An individual performing any service shall be considered an employee and not an independent contractor, unless—

(A) the individual is free from control and direction in connection with the performance of the service, both under the contract for the performance of service and in fact; 

(B) the service is performed outside the usual course of the business of the employer; and

(C) the individual is customarily engaged in an independently established trade, occupation, profession, or business of the same nature as that involved in the service performed.

At issue, just as in AB5, is the so-called “B prong,” which classifies a worker as an “employee” of the company unless that worker “performs work outside the usual course of the business of the employer.”


Critics fear enforcement of such a statute could all but eliminate the owner operator model across the nation.

An amendment attached to the bill stipulates that its ABC test “does not preempt any state laws governing the wages, work hours, workers’ compensation, or unemployment insurance of employees.”

Supporters such as the International Brotherhood of Teamsters were quick to issue statements commending lawmakers who helped guide the bill to passage.

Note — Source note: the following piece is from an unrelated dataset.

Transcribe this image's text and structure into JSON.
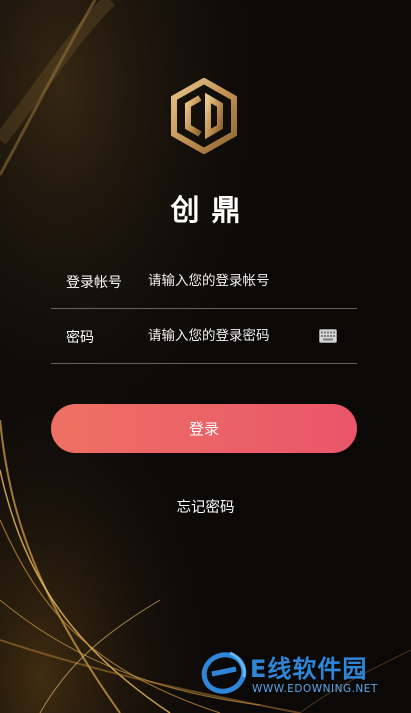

“In approving the PRO Act, the House agreed to restore fairness to the economy at a time when income inequality has stifled the ability of far too many hardworking Americans to earn a decent wage that allows them to support their families,” Teamsters General President Jim Hoffa said. “The PRO Act will strengthen the NLRA so that workers seeking to organize a union and negotiate higher wages and better benefits will be protected.


Even as supporters laud its passage, critics are taking some solace in knowing the PRO Act has very little chance to pass the Republican-controlled U.S. Senate, which further raises the stakes in the 2020 election.

In January, a federal judge indefinitely blocked enforcement of AB5 on motor carriers until a lawsuit filed by the California Trucking Association (CTA) challenging the law works its way through the court system.

CTA argues the 1994 Federal Aviation Administration Authorization Act (F4A) blocks states from enacting such laws, and thus, allows interstate trucking companies an exemption from AB5’s statutes.

More About The PRO Act

In addition to the ABC test provisions, the PRO Act also amends the NLRA and related labor laws to extend protections to union workers.


Specifically it:

– expands unfair labor practices to include prohibitions against replacement of or discrimination against workers who participate in strikes,

– makes it an unfair labor practice to require or coerce employees to attend employer meetings designed to discourage union membership,

– permits workers to participate in collective or class action litigation,

– allows injunctions against employers engaging in unfair labor practices involving discharge or serious economic harm to an employee,

– expands penalties for labor law violations, including interference with the National Labor Relations Board or causing serious economic harm to an employee, and

– allows any person to bring a civil action for harm caused by labor law violations or unfair labor practices.